TinyFish is enterprise infrastructure for AI web agents — serverless, managed browsers and proxies bundled into one API. AgentQL is their open-source query language that lets AI agents find and interact with elements on web pages using natural language instead of fragile XPath or CSS selectors.
Instead of writing document.querySelector('.buy-button-a12x3'), you write {buy_button} and AgentQL figures out where it is — even if the page changes tomorrow.
Traditional web scraping breaks the moment a site redesigns. AgentQL queries work across similar sites and self-heal when UI changes. You describe what you want ("the price of this product") instead of where it lives in the HTML tree.
TinyFish wraps this in production-grade infrastructure: 1,000 parallel operations, residential proxies, anti-bot protection, remote browsers, and LLM inference costs all included in one flat price. No separate bills for browsers, proxies, or compute. No surprise overages.
It integrates with Playwright, Langchain, Zapier, and includes a browser debugger extension so you can test queries live on any page before committing them to code.
If you've ever built web automation or scraping and watched it break after a site update, this is the kind of tool that changes the cost structure. Write once, run across sites, adapt to changes automatically.

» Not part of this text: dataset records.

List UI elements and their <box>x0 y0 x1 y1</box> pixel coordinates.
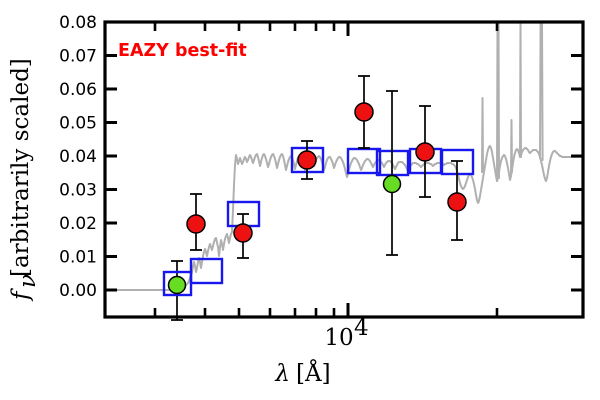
datapoint-group <box>355 76 373 148</box>
y-tick-label: 0.00 <box>59 281 97 301</box>
x-tick-label-exponent: 4 <box>354 315 369 341</box>
y-tick-label: 0.04 <box>59 147 97 167</box>
x-axis-title-lambda: λ <box>274 361 290 387</box>
x-axis-ticks <box>155 22 497 317</box>
y-axis-title-f: f <box>8 288 34 302</box>
plot-canvas: 0.00 0.01 0.02 0.03 0.04 0.05 0.06 0.07 … <box>0 0 600 400</box>
y-tick-label: 0.03 <box>59 181 97 201</box>
best-fit-annotation-label: EAZY best-fit <box>118 41 247 61</box>
y-axis-tick-labels: 0.00 0.01 0.02 0.03 0.04 0.05 0.06 0.07 … <box>59 13 97 301</box>
x-axis-title-unit: [Å] <box>296 359 331 387</box>
y-axis-title-group: f ν [arbitrarily scaled] <box>8 58 41 302</box>
y-tick-label: 0.06 <box>59 80 97 100</box>
observed-point <box>355 103 373 121</box>
x-tick-label-mantissa: 10 <box>324 325 353 351</box>
observed-point <box>448 193 466 211</box>
x-axis-tick-label-group: 10 4 <box>324 315 368 351</box>
datapoint-group <box>234 214 252 258</box>
photometry-layer <box>164 76 473 320</box>
y-tick-label: 0.07 <box>59 47 97 67</box>
observed-point <box>298 151 316 169</box>
datapoint-group <box>384 91 401 255</box>
datapoint-group <box>187 194 205 250</box>
datapoint-group <box>416 106 434 197</box>
y-tick-label: 0.08 <box>59 13 97 33</box>
emission-line-spikes <box>482 22 543 181</box>
observed-point-low-sn <box>384 176 401 193</box>
x-axis-title-group: λ [Å] <box>274 359 330 387</box>
y-tick-label: 0.02 <box>59 214 97 234</box>
y-axis-title-rest: [arbitrarily scaled] <box>8 58 34 277</box>
sed-plot-figure: 0.00 0.01 0.02 0.03 0.04 0.05 0.06 0.07 … <box>0 0 600 400</box>
y-tick-label: 0.01 <box>59 248 97 268</box>
observed-point-low-sn <box>169 277 186 294</box>
datapoint-group <box>298 141 316 179</box>
y-tick-label: 0.05 <box>59 114 97 134</box>
observed-point <box>416 143 434 161</box>
observed-point <box>187 215 205 233</box>
observed-point <box>234 224 252 242</box>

If you're building AI agents that need to navigate authenticated sites, extract live data, or interact with dynamic forms — TinyFish handles the infrastructure layer so you don't have to manage browsers, proxies, and anti-bot workarounds yourself.
Web agent — An AI that doesn't just read web pages but navigates, clicks, fills forms, and extracts data like a human would.

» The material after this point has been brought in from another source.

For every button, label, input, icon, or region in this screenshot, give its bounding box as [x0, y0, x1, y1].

Selector — The code that tells a script which element to interact with on a page. CSS and XPath selectors break when HTML changes; AgentQL selectors adapt.
Headless browser — A browser that runs without a visible window, used for automation and scraping.
Residential proxy — Routes your traffic through real residential IP addresses instead of data centers, making bot detection harder.
Self-healing — Queries that adapt automatically when a page's structure changes, without needing manual updates.